Touching the Void est le titre des deux œuvres relatant directement la descente malheureuse qui a rendu célèbre le Siula Grande. Cette montagne des Andes péruviennes (sommet à 6344 mètres) a été le théâtre d'une escalade catastrophique en 1985. Joe Simpson et Simon Yates y ont frôlé la mort lors du retour. Le premier a passé quatre jours au fond d'une crevasse puis à ramper le long du glacier. Il publie trois ans plus tard son témoignage (Touching the Void), traduit en français en 2004 à l'occasion de la sortie de l'adaptation sur grand écran.
Pour les deux survivants ce film est une occasion de se justifier. Leur aventure est une 'légende' et un objet de controverse chez les alpinistes, très critiques du geste de Simon Yates, qui a pourtant probablement sauvées leurs vies à tous les deux. Pour le spectateur, l'intérêt principal est de découvrir l'illustration d'une anecdote extraordinaire. Il y aura assez de détails et d'explications pour satisfaire les spécialistes. La reconstitution est mélangée avec des entrevues, le film en tire les bénéfices du direct et du recul (le second assurant l'apaisement). Les trois protagonistes, soit les deux alpinistes et leur guide, s'expriment de manière précise et synthétique. Le langage émotionnel semble inhabituel chez eux, mais ils ont eu le temps d'explorer et mettre en forme cette partie-là. En résulte des commentaires apparemment sincères et parfois crus. Les pensées obscures de l'un, les moments de faiblesse de l'autre, nous sont confiés, autant que possible et à la limite de l'admissible. Il s'est agit d'assumer ou refréner ses tentations égoïstes, ses préférences odieuses.

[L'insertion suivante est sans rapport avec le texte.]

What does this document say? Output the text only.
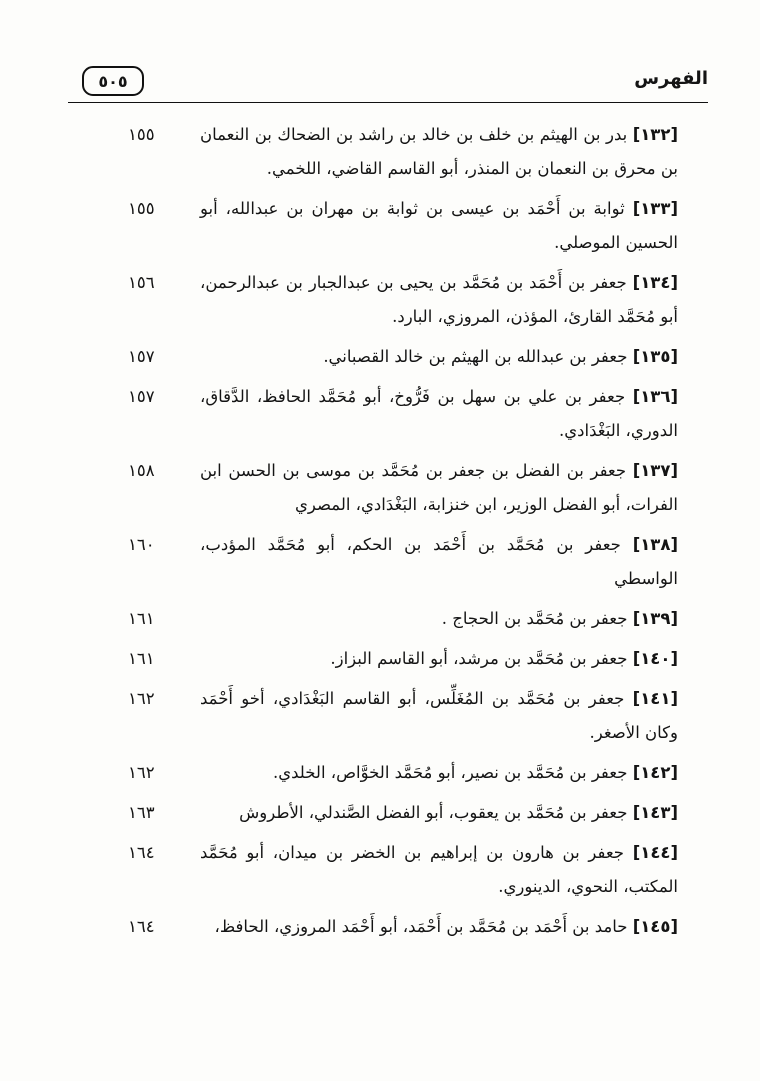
الفهرس
٥٠٥
١٥٥	[١٣٢] بدر بن الهيثم بن خلف بن خالد بن راشد بن الضحاك بن النعمان بن محرق بن النعمان بن المنذر، أبو القاسم القاضي، اللخمي.
١٥٥	[١٣٣] ثوابة بن أَحْمَد بن عيسى بن ثوابة بن مهران بن عبدالله، أبو الحسين الموصلي.
١٥٦	[١٣٤] جعفر بن أَحْمَد بن مُحَمَّد بن يحيى بن عبدالجبار بن عبدالرحمن، أبو مُحَمَّد القارئ، المؤذن، المروزي، البارد.
١٥٧	[١٣٥] جعفر بن عبدالله بن الهيثم بن خالد القصباني.
١٥٧	[١٣٦] جعفر بن علي بن سهل بن فَرُّوخ، أبو مُحَمَّد الحافظ، الدَّقاق، الدوري، البَغْدَادي.
١٥٨	[١٣٧] جعفر بن الفضل بن جعفر بن مُحَمَّد بن موسى بن الحسن ابن الفرات، أبو الفضل الوزير، ابن خنزابة، البَغْدَادي، المصري
١٦٠	[١٣٨] جعفر بن مُحَمَّد بن أَحْمَد بن الحكم، أبو مُحَمَّد المؤدب، الواسطي
١٦١	[١٣٩] جعفر بن مُحَمَّد بن الحجاج .
١٦١	[١٤٠] جعفر بن مُحَمَّد بن مرشد، أبو القاسم البزاز.
١٦٢	[١٤١] جعفر بن مُحَمَّد بن المُغَلِّس، أبو القاسم البَغْدَادي، أخو أَحْمَد وكان الأصغر.
١٦٢	[١٤٢] جعفر بن مُحَمَّد بن نصير، أبو مُحَمَّد الخوَّاص، الخلدي.
١٦٣	[١٤٣] جعفر بن مُحَمَّد بن يعقوب، أبو الفضل الصَّندلي، الأطروش
١٦٤	[١٤٤] جعفر بن هارون بن إبراهيم بن الخضر بن ميدان، أبو مُحَمَّد المكتب، النحوي، الدينوري.
١٦٤	[١٤٥] حامد بن أَحْمَد بن مُحَمَّد بن أَحْمَد، أبو أَحْمَد المروزي، الحافظ،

À la prise de contact, on peut avoir la crainte du vulgaire documentaire à sensation ou du racolage de poubelle télévisuelle. La VF assez grossière, aux voix 'enveloppantes', encourage ces soupçons. Mais le récit fonctionne grâce à ce goût de la franchise et de la simplicité. Son succès ne tient pas tant aux effets 'dramatiques' ou aux grands mots, ni dans les cascades auxquelles il ne laisse aucune place, mais bien dans le compte-rendu des états physiques et mentaux. Il n'y a pas d’héroïsme, plutôt des gens qui ont voulu du bigger-than-life, l'ont, doivent aller au bout. L'obstination passe de seconde nature à nécessité. Les deux hommes trouvent des astuces spontanées, se dépassent, oublient de réfléchir, de se laisser accabler – ils n'ont rien d'autre à faire et c'est si vrai que 'craquer' ne peut s'autoriser ; la volonté n'est plus commandée ou instrumentalisée, la sélection et l'adaptation dirigent, le reste (corps y compris) suit.
Et quand la menace de la mort ou de la souffrance vive use l'esprit, arrive à le vaincre, la néantisation avance ses pions. Sans nécessairement provoquer d'angoisse. Les deux hommes le formulent, surtout Joe qui a flirté avec le grand saut pendant plusieurs journées ; mais comme pour se rétracter ou se protéger, il jettent des « c'est bizarre » à la fin de phrases trop graves, simples et profondes, embarrassantes pour ça. En fin de métrage et de calvaire pour Joe surgissent des moments proches du délire, avec des fixations ou parasites bizarres, comme cet air insignifiant (de Boney M) qui prend une place disproportionnée. Sur la longueur, avec ou sans lucidité, une autre sensation aberrante aliène le sujet (ou peut-être le déleste) : l'oubli total de soi.
Cette Mort Suspendue reste peut-être compatible avec la programmation 'doc RMC' ou autre robinet à show exotique et crypto-survivaliste ; si c'est le cas, elle figurera parmi son élite. Last King of Scotland deux ans plus tard (sur le despote Amin Dada) confirmera les talents de mise en scène de Kevin MacDonald, avec là encore un sujet 'choc' issu de faits réels et davantage de marge pour le romantisme et la paranoïa. Quelques accompagnements musicaux sont un peu lourds, trop typiques, mais la composition est élégante, le débit posé et approprié. Pour une approche plus colorée et plus proche du véritable bis, préférez 127 heures de Danny Boyle.